Opinitis: dat klinkt als een ziekte en volgens mij ís het ook een ziekte. Van ‘overigens ben ik van mening dat Carthago vernietigd moet worden’ van Cato de Oudere (plm. 100 voor chr.) tot ‘ik denk dat het Midden-Oosten moet affikken’ van Jort Kelder (2020) heeft het virus dat in de tijd van Cato al woekerde, in het mediatijdperk van Kelder en consorten een pandemie veroorzaakt.
Opinitis: dat gaat niet over een op feiten gebaseerd oordeel, maar over een oordeel waar die feiten geheel of gedeeltelijk aan ontbreken. Een kopie zonder origineel.

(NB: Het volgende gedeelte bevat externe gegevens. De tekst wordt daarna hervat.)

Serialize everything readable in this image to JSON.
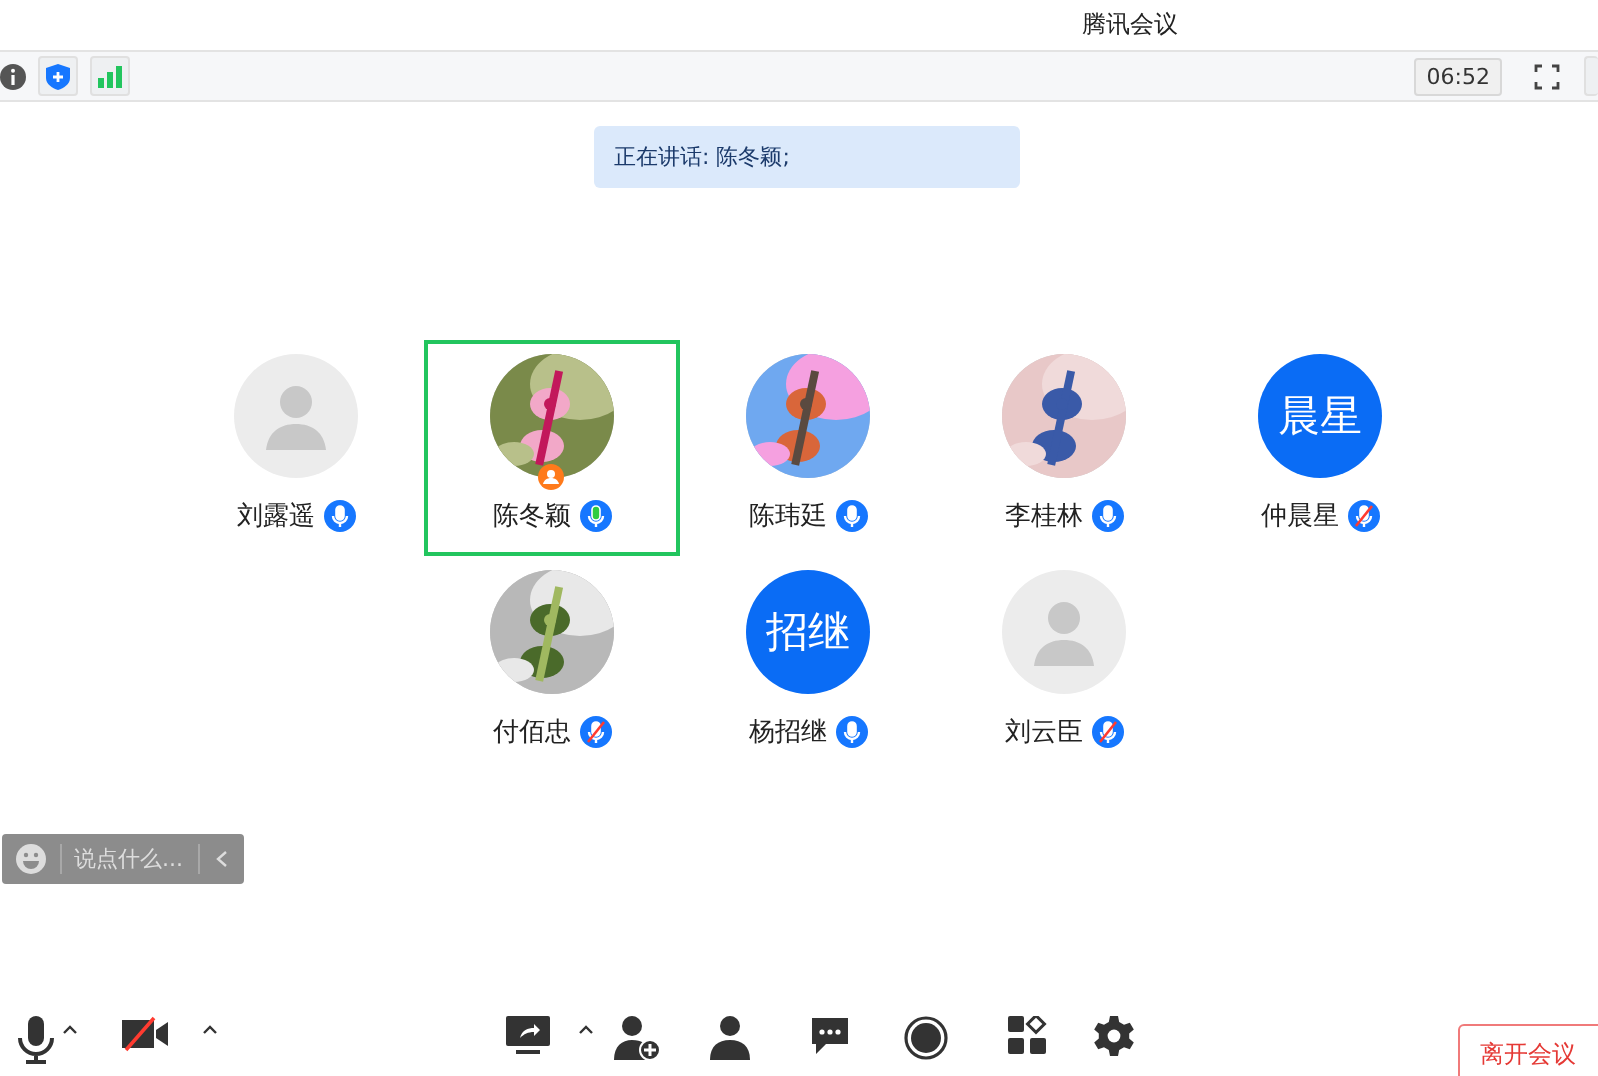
{
  "window": {
    "title": "腾讯会议"
  },
  "toolbar": {
    "timer": "06:52"
  },
  "speaker_banner": {
    "text": "正在讲话: 陈冬颖;"
  },
  "participants": [
    {
      "name": "刘露遥",
      "avatar": {
        "kind": "placeholder"
      },
      "muted": false,
      "speaking": false,
      "selected": false,
      "host": false
    },
    {
      "name": "陈冬颖",
      "muted": false,
      "speaking": true,
      "selected": true,
      "host": true
    },
    {
      "name": "陈玮廷",
      "muted": false,
      "speaking": false,
      "selected": false,
      "host": false
    },
    {
      "name": "李桂林",
      "muted": false,
      "speaking": false,
      "selected": false,
      "host": false
    },
    {
      "name": "仲晨星",
      "avatar": {
        "kind": "initials",
        "text": "晨星"
      },
      "muted": true,
      "speaking": false,
      "selected": false,
      "host": false
    },
    {
      "name": "付佰忠",
      "muted": true,
      "speaking": false,
      "selected": false,
      "host": false
    },
    {
      "name": "杨招继",
      "avatar": {
        "kind": "initials",
        "text": "招继"
      },
      "muted": false,
      "speaking": false,
      "selected": false,
      "host": false
    },
    {
      "name": "刘云臣",
      "avatar": {
        "kind": "placeholder"
      },
      "muted": true,
      "speaking": false,
      "selected": false,
      "host": false
    }
  ],
  "chat_input": {
    "placeholder": "说点什么..."
  },
  "bottom_bar": {
    "left": [
      {
        "caret": true
      },
      {
        "caret": true
      }
    ],
    "center": [
      {
        "caret": true
      },
      {
        "caret": false
      },
      {
        "caret": false
      },
      {
        "caret": false
      },
      {
        "caret": false
      },
      {
        "caret": false
      },
      {
        "caret": false
      }
    ],
    "leave_button": "离开会议"
  }
}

Opinitis: het is de negatieve zijde van een verder neutrale term: opinie. Het is geen schande om een mening te hebben, sterker: een samenleving kan niet functioneren zonder oordelen. Op voorwaarde dat – zoals het een goed rechter of arts betaamt – aan dat oordeel gedegen feitenonderzoek en belangenafweging voorafgaat. In de jaren tachtig en negentig van de twintigste eeuw werkte ik als redacteur voor een opinieweekblad. Dat zeg ik zonder schroom. Vrij Nederland hoorde tot de betere in zijn soort, ook omdat de oordelen vaak (maar zeker niet altijd) een fundament hadden. Het woord ‘opinie’ had in die tijd nog een positieve connotatie. Als journalist van een opinieweekblad werd je in het beste geval gezien als onafhankelijke zoeker naar waarheid, in het slechtste geval als een advocaat van de politieke stroming waar je blad toe behoorde, iemand die nogal eenzijdig selecteerde in een zee van feiten. Maar in ieder geval niet als leugenaar, als bullshitter of als nepnieuws-producent, fenomenen die nu zo dominant aanwezig zijn in het proces van publieke opinievorming.
Opinitis
Met de opkomst van de sociale media en de explosie aan late night talkshows en andere praatprogramma’s is de reputatie van de term ‘Opinie’ aan inflatie onderhevig. Waar in mijn journalistieke jongensjaren de op feiten gestoelde mening de norm was, slaapwandelt in 2021 een deel van mijn beroepsgroep evenals een deel van de politiek en het maatschappelijk middenveld naar een nieuw normaal: waarin de luidruchtigste mening norm is, ongeacht de feitelijke onderbouwing. Feiten en meningen worden steeds lastiger te onderscheiden. Dat geldt in zekere zin ook voor de koepelorganisatie NPO, waar mijn huidige werkgever omroep HUMAN in organisatorische zin onderdeel van is. Die NPO heeft haar beleid in tien genres verdeeld. Een van die tien heet ‘opinie’ terwijl een genre ‘journalistiek’ ontbreekt. Daarmee komen onderzoeksprogramma’s als Zembla, Medialogica, Argos op dezelfde hoop met meningen-shows als OP1, de Vooravond en De Hofbar. Alsof je één genootschap opricht voor zowel medici als gebedsgenezers, tantratrainers en aurachirurgen. De ene groep werkt volgens de methoden van journalistiek en wetenschap, de andere uitdrukkelijk niet. HUMAN en VPRO hebben inmiddels in hun eigen beleidsplannen het NPO-etiket ‘opinie’ vervangen door het etiket ‘journalistiek’. Het woord ‘opinie’ geldt voor ons als vervuild, omdat het inmiddels symbool staat voor het meningencircus op het marktplein van de feitenvrije samenleving. ‘Journalistiek’ staat voor ons voor een methode van onderzoek.
Opinitis en zelfdiagnose
Zelf kan ik me nog het moment herinneren waarop het woord ‘opinie’ definitief van mij wegdreef. Het was een flits in het leven van alledag, waarin ik me realiseerde hoe zeer de ongefundeerde meningenwereld de feitenwereld aan het overnemen was. Het is vier jaar geleden. Omdat het me zo intens raakte, heb ik er destijds een verslag van gemaakt. Ik noteerde toen:
De beamer is van topklasse.
Docent Asis biedt zich meteen aan als amanuensis.
De klas loopt vol.
Stagiaire Tove gaat achterin zitten, ik sta voor de klas en houd oogcontact met hem.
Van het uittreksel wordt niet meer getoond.